The role of each of these sugars and why their composition changes during breastfeeding is still a scientific puzzle, but it's likely connected to the infant immune system and developing gut microbiome.
Breast milk is often an infant's first meal, but many of the sugar molecules in the milk are not meant to feed the baby. Infants are born sterile of any bacteria in their guts, but within a few days they have millions, and after a week there are billions.

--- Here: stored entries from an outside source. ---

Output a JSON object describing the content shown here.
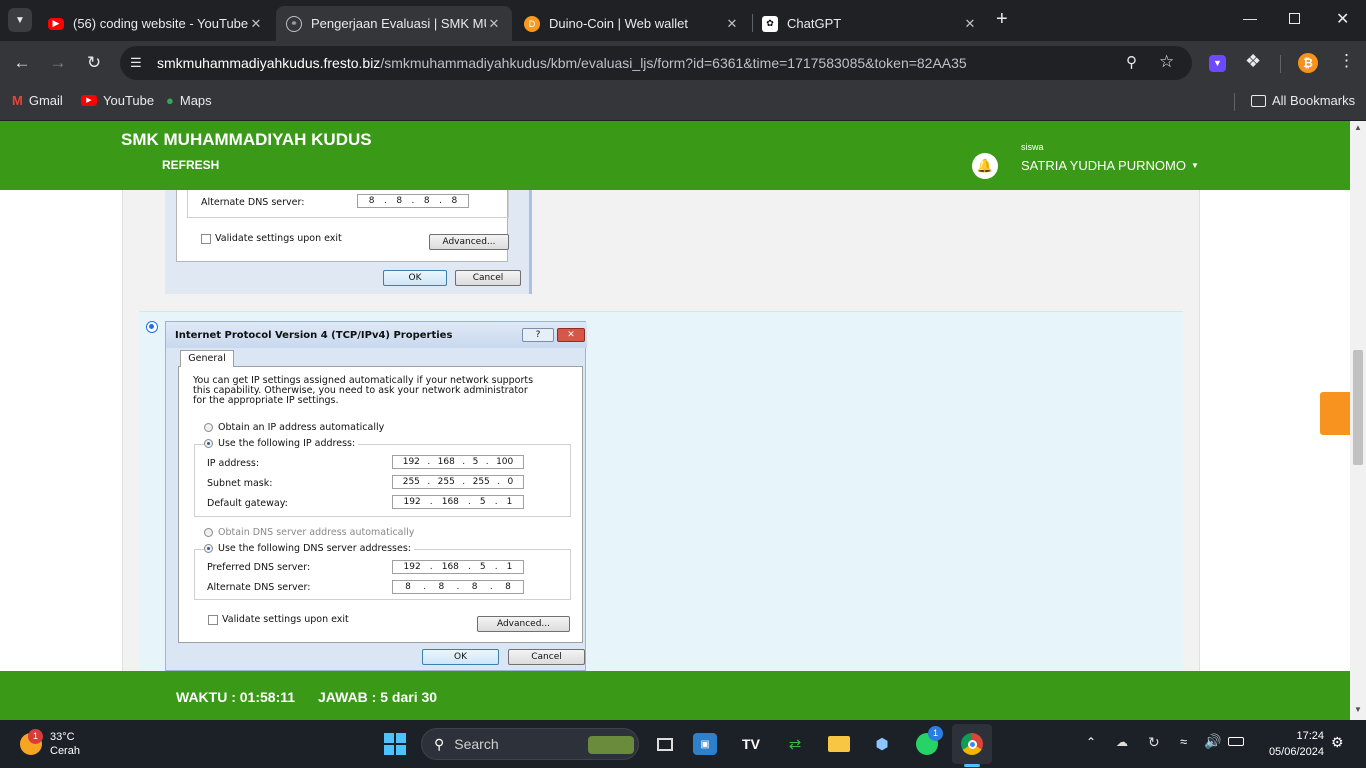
{
  "browser": {
    "tabs": [
      {
        "title": "(56) coding website - YouTube",
        "active": false
      },
      {
        "title": "Pengerjaan Evaluasi | SMK MUH",
        "active": true
      },
      {
        "title": "Duino-Coin | Web wallet",
        "active": false
      },
      {
        "title": "ChatGPT",
        "active": false
      }
    ],
    "url_host": "smkmuhammadiyahkudus.fresto.biz",
    "url_path": "/smkmuhammadiyahkudus/kbm/evaluasi_ljs/form?id=6361&time=1717583085&token=82AA35",
    "bookmarks": [
      "Gmail",
      "YouTube",
      "Maps"
    ],
    "all_bookmarks": "All Bookmarks"
  },
  "header": {
    "school": "SMK MUHAMMADIYAH KUDUS",
    "refresh": "REFRESH",
    "role": "siswa",
    "user": "SATRIA YUDHA PURNOMO",
    "brand_color": "#3a9a18"
  },
  "dialog_top": {
    "alt_dns_label": "Alternate DNS server:",
    "alt_dns": [
      "8",
      "8",
      "8",
      "8"
    ],
    "validate": "Validate settings upon exit",
    "advanced": "Advanced...",
    "ok": "OK",
    "cancel": "Cancel"
  },
  "dialog_main": {
    "title": "Internet Protocol Version 4 (TCP/IPv4) Properties",
    "tab": "General",
    "intro1": "You can get IP settings assigned automatically if your network supports",
    "intro2": "this capability. Otherwise, you need to ask your network administrator",
    "intro3": "for the appropriate IP settings.",
    "obtain_ip": "Obtain an IP address automatically",
    "use_ip": "Use the following IP address:",
    "ip_label": "IP address:",
    "ip": [
      "192",
      "168",
      "5",
      "100"
    ],
    "mask_label": "Subnet mask:",
    "mask": [
      "255",
      "255",
      "255",
      "0"
    ],
    "gw_label": "Default gateway:",
    "gw": [
      "192",
      "168",
      "5",
      "1"
    ],
    "obtain_dns": "Obtain DNS server address automatically",
    "use_dns": "Use the following DNS server addresses:",
    "pref_dns_label": "Preferred DNS server:",
    "pref_dns": [
      "192",
      "168",
      "5",
      "1"
    ],
    "alt_dns_label": "Alternate DNS server:",
    "alt_dns": [
      "8",
      "8",
      "8",
      "8"
    ],
    "validate": "Validate settings upon exit",
    "advanced": "Advanced...",
    "ok": "OK",
    "cancel": "Cancel"
  },
  "footer": {
    "waktu": "WAKTU : 01:58:11",
    "jawab": "JAWAB : 5 dari 30"
  },
  "taskbar": {
    "temp": "33°C",
    "weather": "Cerah",
    "weather_badge": "1",
    "search": "Search",
    "whatsapp_badge": "1",
    "time": "17:24",
    "date": "05/06/2024"
  }
}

The sugars that come from mother's milk are usually the first compounds that these bacteria have to chew on, a free lunch that is intended to culture specific bacterial species.
"The first impact breast milk has is favoring the colonization of the gut by specific bacterial groups that can digest these sugar molecules," says Review co-author Thierry Hennet, from the Institute of Physiology at the University of Zurich. "Infants don't have the machinery to digest these sugars so they are literally for the bacteria--it's like a seeding ground, and breast milk is the fertilizer."

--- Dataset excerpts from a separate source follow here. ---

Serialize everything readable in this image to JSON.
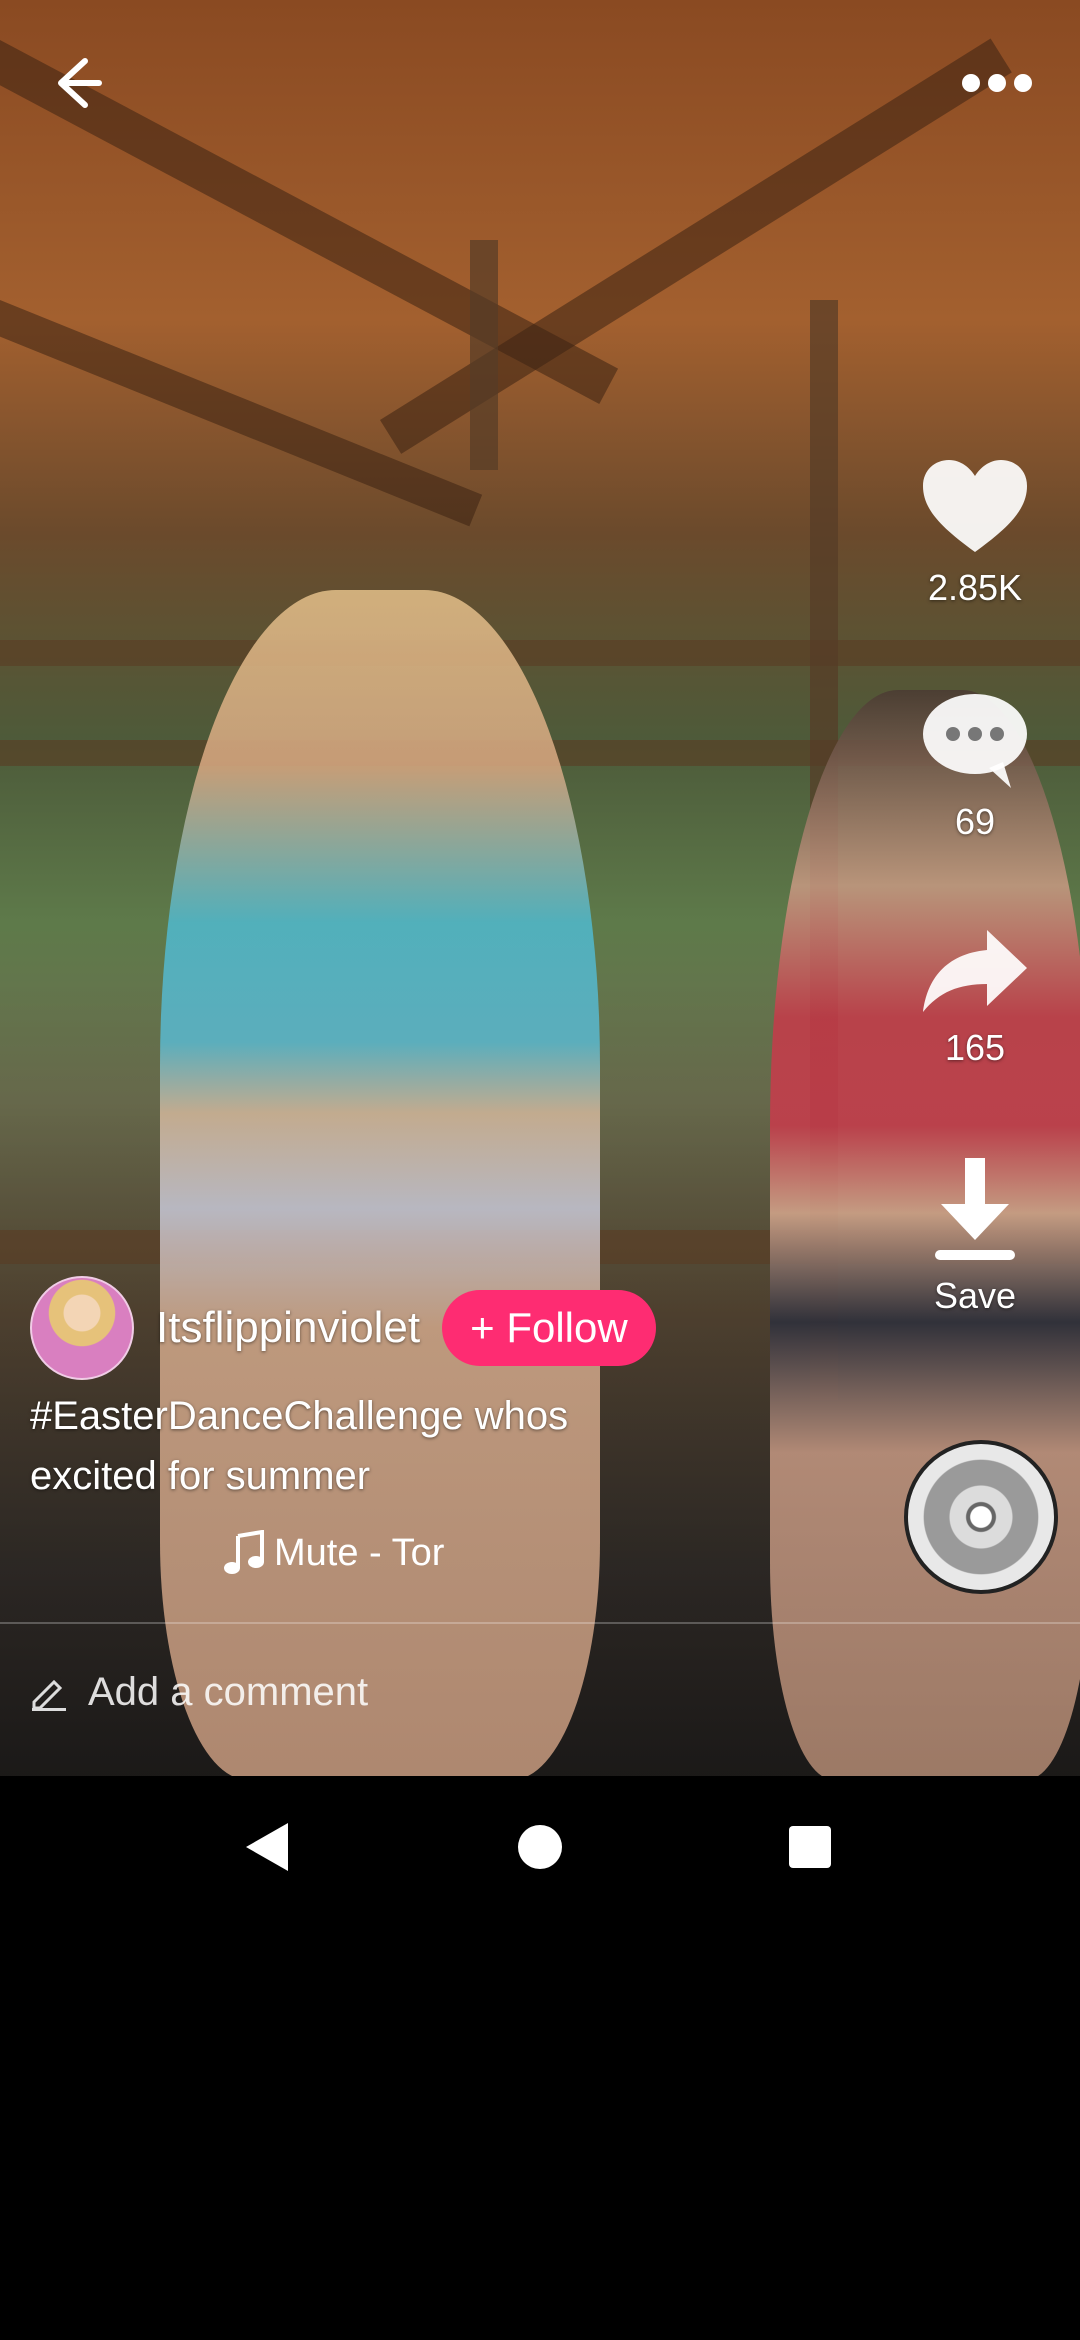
{
  "top_bar": {
    "back_icon": "arrow-left-icon",
    "more_icon": "more-horizontal-icon"
  },
  "actions": {
    "like": {
      "icon": "heart-icon",
      "count": "2.85K"
    },
    "comment": {
      "icon": "comment-bubble-icon",
      "count": "69"
    },
    "share": {
      "icon": "share-arrow-icon",
      "count": "165"
    },
    "save": {
      "icon": "download-icon",
      "label": "Save"
    }
  },
  "author": {
    "username": "Itsflippinviolet",
    "follow_label": "+ Follow"
  },
  "caption": "#EasterDanceChallenge whos excited for summer",
  "music": {
    "icon": "music-note-icon",
    "title": "Mute - Tor"
  },
  "comment_input": {
    "icon": "pencil-icon",
    "placeholder": "Add a comment"
  },
  "colors": {
    "follow": "#fe2c72"
  }
}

Human breast milk also helps lay the foundation for the new baby's immune system. After birth, milk is rich in antibodies and molecules that slow the growth of harmful bacteria and coordinate white blood cell activity.

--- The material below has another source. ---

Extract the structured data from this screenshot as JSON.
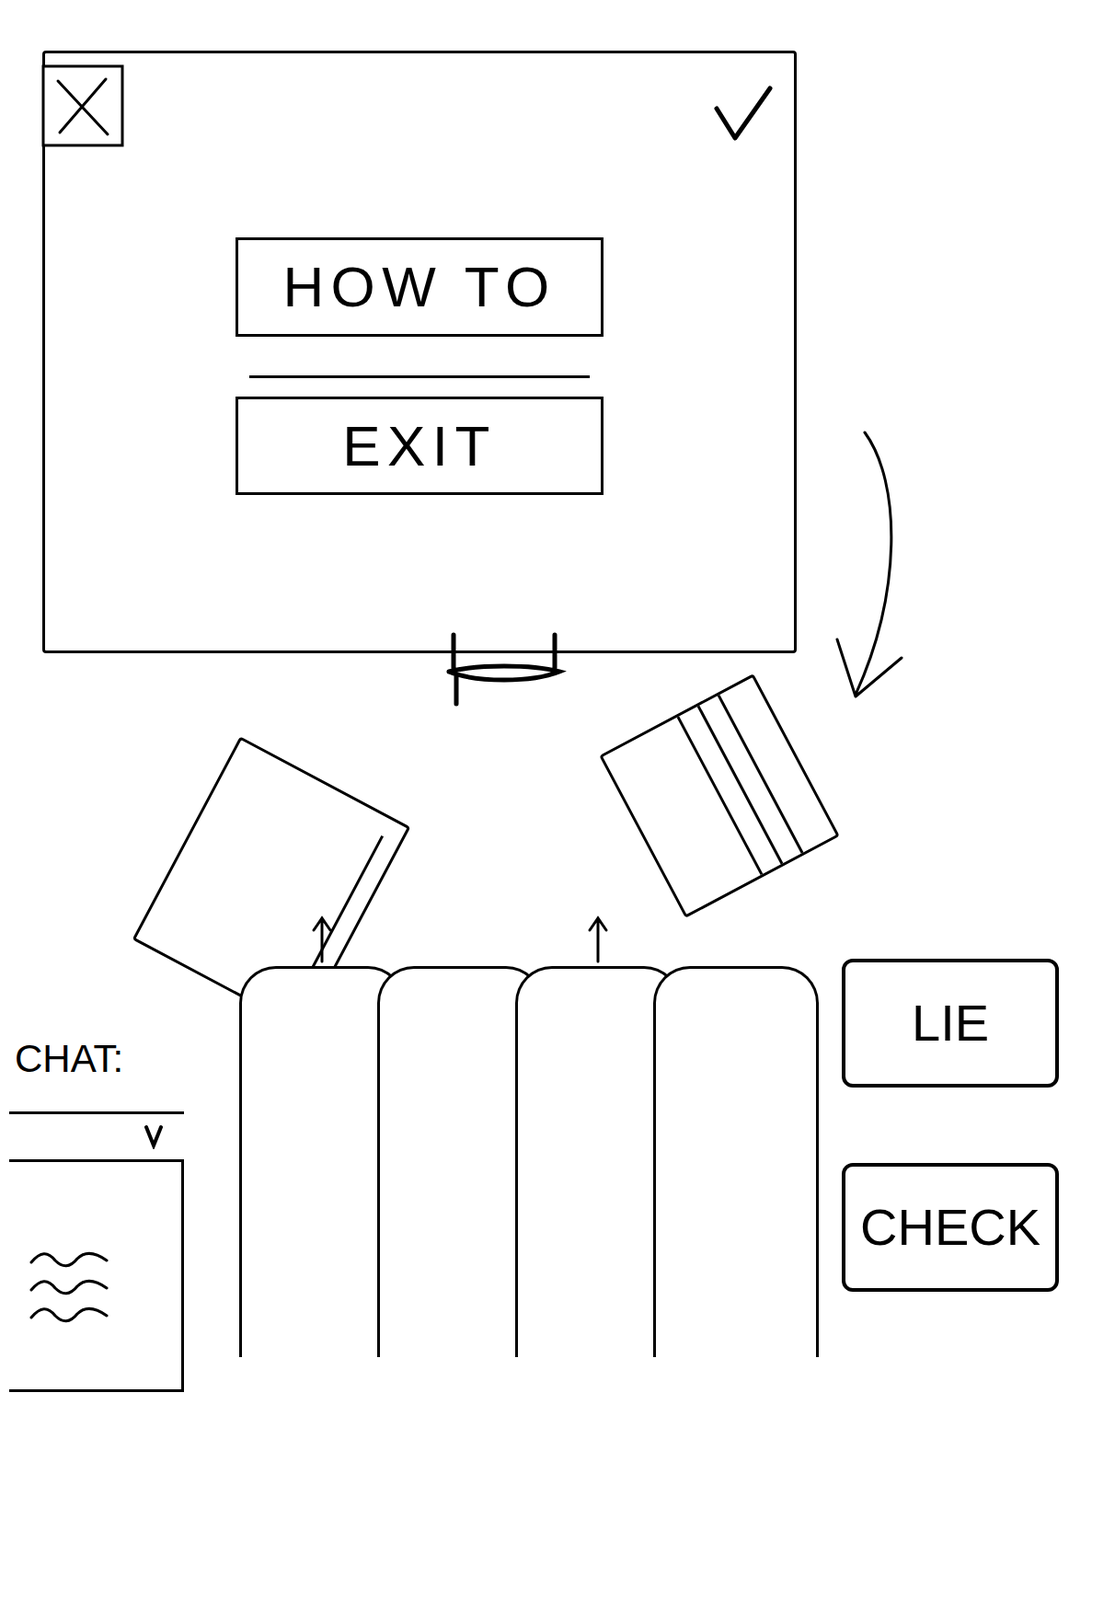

After one month, when the infant begins developing an adaptive immune system of his or her own, the composition of breast milk transitions so that levels of maternal antibodies drop by more than 90 percent. There is also a sharp decrease in the diversity of breast milk sugars, indicating less selection for bacterial species. Instead, mature human breast milk has an increased number of fat and other nutrients that support infant growth.
Despite the many functions of breast milk, children can grow up healthy with limited supplies or without ever being exposed, raising controversial questions about what is normal when it comes to breastfeeding. Breast milk clearly reduces infant mortality and significantly decreases a newborn's risk for gut and airway infections, but there's little support for longer-term benefits.
"We have to be careful about giving any recommendations," says Hennet, who co-wrote the Review with Lubor Borsig, also a physiologist at the University of Zurich. "On the one hand, breast milk is the product of millions of years of evolution and certainly possesses the optimal nutrients for a newborn, but the question is how long does the newborn really need this supply? We feel families should make that decision, and not scientists."
What researchers can do is continue to work on understanding the role of all of the different molecules in breast milk, something that has become much easier with advances in gene sequencing technologies. The next few years are likely to yield new understanding of the hormones within human breast milk and the exact role of the bacterial populations that it cultures in the infant gut.